Sunday, 21 December 2008

Train journey from Dar to Mwanza

We chose to travel home by train across Tanzania, a 2 day journey, we were told.
We travelled 1st class as advised, which gave us a two bunk compartment and a sink in the corner. We arrived early at Dar station, which was heaving with humanity and all their bags heading for Christmas somewhere else. We finally set off late after much shunting at 7 pm.
The train was packed and we were pleased to have a space to ourselves. The guards and attendants were concerned for our safety (from theiving) and insisted we close our outside window at night for security as there were many stops at halts along the way. We were brought food to the cabin which consisted of chicken and rice/chips and spinach. This was the only thing on the menu for the whole trip apart from omlette and spiced tea for breakfast. The food was delicious and hot, if monotonous, and washed down by warm beer. A strip wash before bed was most welcome, best done in the dark so as not to terrify anyone outside.
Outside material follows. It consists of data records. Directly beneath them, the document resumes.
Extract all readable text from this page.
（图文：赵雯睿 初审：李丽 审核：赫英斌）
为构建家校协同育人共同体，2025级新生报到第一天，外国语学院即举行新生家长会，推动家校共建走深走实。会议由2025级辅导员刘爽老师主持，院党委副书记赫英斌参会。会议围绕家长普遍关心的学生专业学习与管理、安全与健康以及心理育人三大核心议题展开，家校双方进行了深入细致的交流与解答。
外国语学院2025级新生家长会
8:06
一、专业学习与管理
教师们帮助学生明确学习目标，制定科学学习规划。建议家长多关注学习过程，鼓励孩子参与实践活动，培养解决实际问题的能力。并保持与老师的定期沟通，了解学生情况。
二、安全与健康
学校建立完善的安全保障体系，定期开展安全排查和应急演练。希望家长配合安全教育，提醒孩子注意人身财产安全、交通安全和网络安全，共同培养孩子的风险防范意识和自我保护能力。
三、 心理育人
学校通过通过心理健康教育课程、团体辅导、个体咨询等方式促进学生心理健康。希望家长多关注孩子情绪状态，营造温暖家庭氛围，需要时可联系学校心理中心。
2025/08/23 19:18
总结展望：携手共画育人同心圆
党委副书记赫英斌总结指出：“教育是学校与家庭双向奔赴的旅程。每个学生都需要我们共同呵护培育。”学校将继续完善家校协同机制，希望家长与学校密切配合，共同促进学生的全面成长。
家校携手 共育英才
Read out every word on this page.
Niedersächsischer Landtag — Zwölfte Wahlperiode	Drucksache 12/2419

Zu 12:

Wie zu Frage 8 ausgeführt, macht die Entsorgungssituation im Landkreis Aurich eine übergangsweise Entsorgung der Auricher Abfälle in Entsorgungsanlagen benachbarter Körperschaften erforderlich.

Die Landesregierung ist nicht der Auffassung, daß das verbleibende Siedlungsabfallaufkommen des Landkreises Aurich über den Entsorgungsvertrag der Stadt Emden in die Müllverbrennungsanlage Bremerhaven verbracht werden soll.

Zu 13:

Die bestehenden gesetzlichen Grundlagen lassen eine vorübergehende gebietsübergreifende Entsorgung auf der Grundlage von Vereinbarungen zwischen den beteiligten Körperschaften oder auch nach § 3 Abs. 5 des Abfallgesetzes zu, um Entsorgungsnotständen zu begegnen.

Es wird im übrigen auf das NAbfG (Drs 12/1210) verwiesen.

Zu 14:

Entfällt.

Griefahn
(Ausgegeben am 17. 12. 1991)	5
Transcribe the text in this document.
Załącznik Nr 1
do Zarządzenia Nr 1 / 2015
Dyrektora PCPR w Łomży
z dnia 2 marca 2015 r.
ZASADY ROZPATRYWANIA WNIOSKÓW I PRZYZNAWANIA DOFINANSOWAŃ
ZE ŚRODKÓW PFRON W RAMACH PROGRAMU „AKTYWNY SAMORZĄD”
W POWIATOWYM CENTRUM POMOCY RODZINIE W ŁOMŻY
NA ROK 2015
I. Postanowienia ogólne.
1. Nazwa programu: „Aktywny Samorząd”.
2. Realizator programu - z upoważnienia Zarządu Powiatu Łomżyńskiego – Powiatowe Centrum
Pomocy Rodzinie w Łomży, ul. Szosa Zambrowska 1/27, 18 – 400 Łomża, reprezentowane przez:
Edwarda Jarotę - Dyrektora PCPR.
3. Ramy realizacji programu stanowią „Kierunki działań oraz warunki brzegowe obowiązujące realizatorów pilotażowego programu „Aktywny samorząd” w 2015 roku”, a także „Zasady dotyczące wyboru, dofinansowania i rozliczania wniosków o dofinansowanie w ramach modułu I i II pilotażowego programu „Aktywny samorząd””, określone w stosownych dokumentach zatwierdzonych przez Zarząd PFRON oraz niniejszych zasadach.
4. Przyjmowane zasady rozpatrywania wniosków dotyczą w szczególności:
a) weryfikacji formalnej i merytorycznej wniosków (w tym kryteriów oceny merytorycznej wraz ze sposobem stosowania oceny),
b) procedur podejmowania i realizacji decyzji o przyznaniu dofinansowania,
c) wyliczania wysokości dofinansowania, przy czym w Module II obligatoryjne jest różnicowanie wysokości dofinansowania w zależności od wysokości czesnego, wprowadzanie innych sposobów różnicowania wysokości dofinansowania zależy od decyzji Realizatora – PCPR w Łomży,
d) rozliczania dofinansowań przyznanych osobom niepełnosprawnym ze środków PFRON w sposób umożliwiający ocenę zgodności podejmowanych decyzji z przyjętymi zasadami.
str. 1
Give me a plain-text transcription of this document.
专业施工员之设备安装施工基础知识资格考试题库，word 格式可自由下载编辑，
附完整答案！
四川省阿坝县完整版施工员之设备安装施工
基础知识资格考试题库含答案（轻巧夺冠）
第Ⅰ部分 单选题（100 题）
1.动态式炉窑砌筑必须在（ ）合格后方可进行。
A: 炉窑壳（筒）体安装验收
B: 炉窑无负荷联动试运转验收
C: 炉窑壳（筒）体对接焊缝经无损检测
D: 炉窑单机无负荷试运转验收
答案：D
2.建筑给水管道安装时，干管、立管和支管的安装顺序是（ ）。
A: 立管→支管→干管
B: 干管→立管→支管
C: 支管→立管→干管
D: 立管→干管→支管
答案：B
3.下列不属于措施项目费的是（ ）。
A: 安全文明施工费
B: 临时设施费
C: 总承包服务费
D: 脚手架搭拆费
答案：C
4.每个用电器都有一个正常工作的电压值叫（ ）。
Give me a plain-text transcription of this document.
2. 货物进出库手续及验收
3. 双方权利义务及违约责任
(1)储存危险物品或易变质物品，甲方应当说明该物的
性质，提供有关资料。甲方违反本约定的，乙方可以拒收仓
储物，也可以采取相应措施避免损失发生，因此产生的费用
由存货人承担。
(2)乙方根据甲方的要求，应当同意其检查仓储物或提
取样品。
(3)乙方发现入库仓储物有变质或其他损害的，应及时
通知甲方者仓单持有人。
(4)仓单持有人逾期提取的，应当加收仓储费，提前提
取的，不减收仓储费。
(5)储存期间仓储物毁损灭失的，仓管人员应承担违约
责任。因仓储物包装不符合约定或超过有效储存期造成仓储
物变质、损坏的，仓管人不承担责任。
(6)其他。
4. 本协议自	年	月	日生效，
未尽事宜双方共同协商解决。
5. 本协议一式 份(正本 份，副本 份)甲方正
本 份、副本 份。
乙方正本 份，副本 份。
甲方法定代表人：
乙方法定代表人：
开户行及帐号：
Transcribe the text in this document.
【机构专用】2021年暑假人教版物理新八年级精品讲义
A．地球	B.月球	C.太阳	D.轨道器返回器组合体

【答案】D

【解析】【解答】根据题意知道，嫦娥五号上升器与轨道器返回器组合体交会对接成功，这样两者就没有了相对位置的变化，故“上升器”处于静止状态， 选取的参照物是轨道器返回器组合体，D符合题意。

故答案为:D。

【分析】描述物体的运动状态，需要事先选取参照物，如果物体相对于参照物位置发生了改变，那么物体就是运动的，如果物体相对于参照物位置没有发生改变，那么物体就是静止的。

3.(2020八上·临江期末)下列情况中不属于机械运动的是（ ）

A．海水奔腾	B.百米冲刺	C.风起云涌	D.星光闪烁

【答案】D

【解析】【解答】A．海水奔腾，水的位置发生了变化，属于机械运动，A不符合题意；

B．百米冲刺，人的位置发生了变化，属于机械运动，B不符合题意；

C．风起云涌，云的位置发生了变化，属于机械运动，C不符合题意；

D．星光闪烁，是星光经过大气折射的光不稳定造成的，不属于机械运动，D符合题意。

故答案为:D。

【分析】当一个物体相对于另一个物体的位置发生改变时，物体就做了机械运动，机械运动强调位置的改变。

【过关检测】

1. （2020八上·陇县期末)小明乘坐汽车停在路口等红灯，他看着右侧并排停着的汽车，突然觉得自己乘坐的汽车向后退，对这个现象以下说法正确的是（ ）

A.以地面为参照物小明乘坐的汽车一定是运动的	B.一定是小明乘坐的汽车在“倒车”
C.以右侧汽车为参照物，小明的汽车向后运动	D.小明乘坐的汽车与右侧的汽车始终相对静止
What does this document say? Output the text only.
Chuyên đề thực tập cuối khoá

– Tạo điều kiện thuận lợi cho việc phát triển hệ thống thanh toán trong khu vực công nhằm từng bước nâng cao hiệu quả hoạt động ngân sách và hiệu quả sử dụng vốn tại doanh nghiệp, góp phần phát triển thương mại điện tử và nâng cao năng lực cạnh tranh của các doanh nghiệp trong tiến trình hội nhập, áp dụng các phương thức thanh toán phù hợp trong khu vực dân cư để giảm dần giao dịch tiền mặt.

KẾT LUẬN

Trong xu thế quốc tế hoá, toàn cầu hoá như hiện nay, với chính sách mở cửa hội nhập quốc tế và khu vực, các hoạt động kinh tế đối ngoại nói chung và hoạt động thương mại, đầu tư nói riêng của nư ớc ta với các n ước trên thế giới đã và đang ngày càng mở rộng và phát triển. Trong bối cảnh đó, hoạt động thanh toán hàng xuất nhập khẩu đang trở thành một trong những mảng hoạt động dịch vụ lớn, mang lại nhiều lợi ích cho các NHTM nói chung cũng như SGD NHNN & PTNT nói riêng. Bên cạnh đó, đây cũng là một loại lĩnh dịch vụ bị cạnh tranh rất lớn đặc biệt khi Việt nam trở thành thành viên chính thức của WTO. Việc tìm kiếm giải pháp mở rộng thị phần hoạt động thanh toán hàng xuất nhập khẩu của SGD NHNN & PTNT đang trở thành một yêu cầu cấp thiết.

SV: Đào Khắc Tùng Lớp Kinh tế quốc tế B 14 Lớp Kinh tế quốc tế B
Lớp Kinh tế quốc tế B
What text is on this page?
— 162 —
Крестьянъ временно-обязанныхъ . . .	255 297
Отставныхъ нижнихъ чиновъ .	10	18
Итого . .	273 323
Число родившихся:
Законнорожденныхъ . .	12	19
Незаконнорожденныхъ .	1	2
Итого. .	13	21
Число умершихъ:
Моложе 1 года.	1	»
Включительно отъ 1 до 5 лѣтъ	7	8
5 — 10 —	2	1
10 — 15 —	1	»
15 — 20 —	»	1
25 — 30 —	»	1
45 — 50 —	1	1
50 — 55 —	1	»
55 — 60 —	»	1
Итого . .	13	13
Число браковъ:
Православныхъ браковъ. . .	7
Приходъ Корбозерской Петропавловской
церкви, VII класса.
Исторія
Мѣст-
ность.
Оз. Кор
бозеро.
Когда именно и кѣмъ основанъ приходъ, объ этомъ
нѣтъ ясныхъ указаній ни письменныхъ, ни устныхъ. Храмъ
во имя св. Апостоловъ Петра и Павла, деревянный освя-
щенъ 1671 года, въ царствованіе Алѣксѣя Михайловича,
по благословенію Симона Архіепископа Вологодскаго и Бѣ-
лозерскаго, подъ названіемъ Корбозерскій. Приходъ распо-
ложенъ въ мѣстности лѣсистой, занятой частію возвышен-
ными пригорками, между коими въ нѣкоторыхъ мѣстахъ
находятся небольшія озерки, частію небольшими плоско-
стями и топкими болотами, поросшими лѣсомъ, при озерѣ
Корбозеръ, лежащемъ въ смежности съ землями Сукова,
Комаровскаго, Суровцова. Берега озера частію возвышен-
Dawn brought us to a completely different landscape; dry, parched land, with many baobab trees standing sentinel and distant hills covered in scrub.
We arrived in Dodoma, the so called Capital at midday. Still very dry. Someone enterprising has planted olive trees which seemed curious but they looked healthy and were in fruit. All came clear when we saw a Lombardy style church with seperate campanile....the Italians were here!



Travelling by train was a wonderful way of witnessing rural life in Tanzania. The hardship was clearly visible; children in old ragged clothes, shoeless and thin.
Bicycles seemed the only common form of transport apart from train and feet. Even the cows were thin.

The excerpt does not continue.